From Military to Law Enforcement: Tips for Making the Transition
Many of the attributes veterans have developed during their time in the service make them ideal candidates for work in civilian law enforcement. Hard work, dedication, clarity in stressful situations, and adherence to a stated mission make the transition to law enforcement an obvious potential next step after your Expiration of Active Obligated Service (EAOS). But if you’re considering a transition into civilian law enforcement, there are a few tips and recommendations that can help make the move a success.
There are several differences you’ll encounter as you begin the hiring process. For example, as with many professional civilian jobs, the hiring process from interview to hire can stretch for weeks and even months. Consider that in your planning, and try to prepare accordingly. Start making plans at least a year before your EAOS and think about where you would live and what you would live off if you had a significant gap between paychecks.
You may need to travel to your prospective city of employment multiple times, so consider that it might be helpful to still be in the military at that time, where you are still receiving a paycheck and are able to take leave. If you don’t have a specific city or area in mind, you can apply for openings in a wide range of locations, which can be exciting. But be sure to either check out the city first-hand before things get too serious, or have someone who lives there give you an honest perspective. A recruiting brochure or city’s website might not give you the true feel of what life would be like for you and your family if you were to move there.
When doing your initial research, you can also call a department and ask specific questions to help gain an accurate perspective on what your experience would entail. For example, you can ask if the department:
- Waves residency requirements for military veterans?
- Holds their own academy or sends recruits to a regional one?
- Pays during the academy?
- Is actively hiring or just filling the hiring pool?
While money is not everything, it’s important to take a long, hard look at your expenses and the salaries offered by various departments, remembering that while the numbers might seem quite a bit higher than your time in the service, they do not come with many of the benefits you and your family received while in the military. Things like housing, meals, health care, and even uniform may or may not be covered in the listed salary you’d be receiving in the civilian world.

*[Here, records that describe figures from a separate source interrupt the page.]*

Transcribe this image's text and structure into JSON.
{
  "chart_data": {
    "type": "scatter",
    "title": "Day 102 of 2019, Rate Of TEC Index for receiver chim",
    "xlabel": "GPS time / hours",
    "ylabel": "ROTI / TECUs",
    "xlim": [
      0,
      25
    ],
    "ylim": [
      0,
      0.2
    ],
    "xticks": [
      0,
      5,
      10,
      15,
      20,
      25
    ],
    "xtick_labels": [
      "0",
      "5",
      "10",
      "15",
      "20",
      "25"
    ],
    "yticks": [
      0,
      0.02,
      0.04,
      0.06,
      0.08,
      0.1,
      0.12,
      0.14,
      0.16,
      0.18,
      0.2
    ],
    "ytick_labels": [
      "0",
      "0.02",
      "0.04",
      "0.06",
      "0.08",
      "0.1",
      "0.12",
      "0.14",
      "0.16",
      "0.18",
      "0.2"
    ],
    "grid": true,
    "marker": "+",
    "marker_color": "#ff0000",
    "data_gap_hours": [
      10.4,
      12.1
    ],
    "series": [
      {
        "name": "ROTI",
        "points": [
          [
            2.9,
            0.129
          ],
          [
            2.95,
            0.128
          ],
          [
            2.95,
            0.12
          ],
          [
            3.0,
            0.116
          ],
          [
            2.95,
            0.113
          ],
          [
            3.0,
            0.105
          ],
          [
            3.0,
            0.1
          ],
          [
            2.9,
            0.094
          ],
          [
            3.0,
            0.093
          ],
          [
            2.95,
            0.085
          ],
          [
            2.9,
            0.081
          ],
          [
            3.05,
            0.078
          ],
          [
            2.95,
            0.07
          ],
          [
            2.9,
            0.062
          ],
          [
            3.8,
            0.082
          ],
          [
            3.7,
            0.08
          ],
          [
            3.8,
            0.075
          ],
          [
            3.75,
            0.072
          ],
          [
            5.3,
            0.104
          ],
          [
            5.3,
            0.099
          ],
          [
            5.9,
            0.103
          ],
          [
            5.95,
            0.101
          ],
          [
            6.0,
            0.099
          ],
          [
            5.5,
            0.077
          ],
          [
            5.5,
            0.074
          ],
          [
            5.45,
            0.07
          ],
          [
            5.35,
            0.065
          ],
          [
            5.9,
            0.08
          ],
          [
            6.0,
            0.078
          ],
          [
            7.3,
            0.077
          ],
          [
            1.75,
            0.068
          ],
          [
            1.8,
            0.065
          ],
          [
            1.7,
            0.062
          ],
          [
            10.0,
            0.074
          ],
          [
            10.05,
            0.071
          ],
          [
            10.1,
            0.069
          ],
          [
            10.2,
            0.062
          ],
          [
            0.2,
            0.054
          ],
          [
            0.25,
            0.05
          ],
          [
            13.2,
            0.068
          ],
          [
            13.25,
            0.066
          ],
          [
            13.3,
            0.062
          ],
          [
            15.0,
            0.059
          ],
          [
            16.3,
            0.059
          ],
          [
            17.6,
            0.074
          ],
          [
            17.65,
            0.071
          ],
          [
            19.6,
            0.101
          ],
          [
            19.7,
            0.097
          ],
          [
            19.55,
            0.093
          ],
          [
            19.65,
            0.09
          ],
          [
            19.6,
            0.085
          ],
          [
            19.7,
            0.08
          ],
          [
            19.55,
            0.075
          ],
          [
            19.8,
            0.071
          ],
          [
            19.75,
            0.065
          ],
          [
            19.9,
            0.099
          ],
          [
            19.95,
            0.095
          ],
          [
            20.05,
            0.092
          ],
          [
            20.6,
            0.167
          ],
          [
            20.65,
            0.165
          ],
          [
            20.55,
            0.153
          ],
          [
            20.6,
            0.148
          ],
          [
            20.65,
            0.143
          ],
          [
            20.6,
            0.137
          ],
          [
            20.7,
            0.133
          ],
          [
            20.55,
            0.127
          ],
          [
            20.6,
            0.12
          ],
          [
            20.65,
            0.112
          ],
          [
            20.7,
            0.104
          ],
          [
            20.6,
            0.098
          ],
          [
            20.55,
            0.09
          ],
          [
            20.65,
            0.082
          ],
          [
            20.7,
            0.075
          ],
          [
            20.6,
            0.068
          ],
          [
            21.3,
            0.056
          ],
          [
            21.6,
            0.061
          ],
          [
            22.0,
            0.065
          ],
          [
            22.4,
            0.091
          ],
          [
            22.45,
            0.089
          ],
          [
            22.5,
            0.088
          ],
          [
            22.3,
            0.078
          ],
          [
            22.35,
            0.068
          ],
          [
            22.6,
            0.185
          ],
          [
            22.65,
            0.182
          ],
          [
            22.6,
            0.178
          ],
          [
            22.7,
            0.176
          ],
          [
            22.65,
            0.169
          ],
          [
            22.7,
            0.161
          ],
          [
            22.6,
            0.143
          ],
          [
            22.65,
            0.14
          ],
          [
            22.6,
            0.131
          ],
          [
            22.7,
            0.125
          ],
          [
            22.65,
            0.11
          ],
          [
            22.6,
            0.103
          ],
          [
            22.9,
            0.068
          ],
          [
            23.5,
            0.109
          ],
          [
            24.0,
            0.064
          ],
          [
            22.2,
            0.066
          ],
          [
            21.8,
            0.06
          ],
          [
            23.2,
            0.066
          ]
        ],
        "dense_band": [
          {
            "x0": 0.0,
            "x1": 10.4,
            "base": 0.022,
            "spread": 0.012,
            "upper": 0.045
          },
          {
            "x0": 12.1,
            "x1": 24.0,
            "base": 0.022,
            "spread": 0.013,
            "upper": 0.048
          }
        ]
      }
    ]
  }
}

You may also want to consider creating a resume or at least a handy contact list to help you fill out employment applications. While it can be challenging to keep up with past supervisors and references due to transfers, the personnel department at your command can be very helpful. Your future employer will most likely ask for names and contact information for previous supervisors, so build that into your preparation work. Also, be sure you have access to your DD 214, as you’ll need it for most applications.
While you are preparing for the application process, take a moment to review your online presence, especially your social media profiles. It only takes a few moments to remove your own posts or untag yourself from photos that might not cast you in the best light. You can be sure that your future employer will be checking your profiles, at least in passing, and you don’t want indiscretions from your past, even minor ones, to paint a negative picture. You can also choose options that prevent people from tagging you or posting to your wall to ensure you have total control over your social media presence.
A serious but important thing to consider is your mental preparedness for police work. While your past in military service most definitely has taught you the discipline and hard work necessary for law enforcement – not to mention a familiarity with firearms – the work will put you into stressful, sometimes violent situations. If you have any lingering stress-related issues from your prior service, you may want to spend some time resolving that and even receiving counseling if needed before pursuing a law enforcement career. Many servicemembers make excellent law enforcement agents and have no issues with this, but it is important to be honest and aware of the type of work you will be encountering to give you the highest chance of success.
You have served your country with honor and know what it means to protect others around the globe with courage in dangerous situations. Your experience makes you an obvious fit to protecting civilians in the United States in the very same way. With a little research and preparation, you’ll fit the right line of law enforcement that builds on your military career, and gives you the chance to keep making a difference in the world by serving and protecting.